In conclusione, e salvo ritornare sul tema, l’impressione indotta dalle principali innovazioni che si vorrebbero apportare all’esistente è quella cui ci hanno abituato tutte le “riforme” degli ultimi decenni sul rapporto tra cittadini e P.A.: che si voglia cambiare qualcosa, si, ma riducendo diritti e garanzie delle parti private, addossandone poi la responsabilità – in gran parte – alle istituzioni europee. Tipico espediente di classi dirigenti in decadenza: si tira il sasso, ma si nasconde la mano.
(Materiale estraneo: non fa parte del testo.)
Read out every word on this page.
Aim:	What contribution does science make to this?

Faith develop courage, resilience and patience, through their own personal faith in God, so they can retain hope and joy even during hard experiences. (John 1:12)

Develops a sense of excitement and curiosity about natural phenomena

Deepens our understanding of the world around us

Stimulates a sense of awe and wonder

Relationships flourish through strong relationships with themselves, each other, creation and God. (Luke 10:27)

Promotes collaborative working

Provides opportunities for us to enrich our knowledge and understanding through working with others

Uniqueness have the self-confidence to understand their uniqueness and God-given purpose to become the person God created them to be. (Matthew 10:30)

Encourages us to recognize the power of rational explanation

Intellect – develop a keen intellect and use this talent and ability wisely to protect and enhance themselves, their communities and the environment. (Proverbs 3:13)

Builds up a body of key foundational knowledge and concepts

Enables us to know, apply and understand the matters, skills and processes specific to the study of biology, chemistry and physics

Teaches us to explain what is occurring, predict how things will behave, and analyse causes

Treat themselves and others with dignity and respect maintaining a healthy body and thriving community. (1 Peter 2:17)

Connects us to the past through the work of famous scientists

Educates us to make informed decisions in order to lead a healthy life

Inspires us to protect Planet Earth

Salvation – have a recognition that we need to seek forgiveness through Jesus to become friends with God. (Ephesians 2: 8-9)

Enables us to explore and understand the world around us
Stavolta sarebbe il PNRR a imporre tali innovazioni.

Ma non è così: a leggere le sentenze della Corte europea sulla giustizia italiana, la Carta di Nizza, le stesse reprimende ripetute da politici e commentatori esteri (ad esempio sulla responsabilità dei giudici) l’alternativa tra gettito e garanzie non ha il carattere decisivo, attribuitogli dai centri di potere nazionali.

Piuttosto è confermata la tendenza interna che le riforme della giustizia sono orientate più in funzione del portafoglio pubblico che delle garanzie private. Sono innovazioni ispirate ad una visione ragionieristica più che giuridica. Decidere meno controversie, con costi minori e gettito fiscale maggiore è l’obiettivo reale e perseguito; come se la decisione delle vertenze ne cives ad arma ruant, con prontezza e senso della giustizia, fosse un optional, uno scopo minore rispetto al primo. Il senso dello Stato è costruito sulla partita doppia e non in vista della pace (sociale e politica).  L’intendenza non segue più, come diceva De Gaulle, ma conduce le danze. Illusione, alle lunghe, quanto mai pericolosa.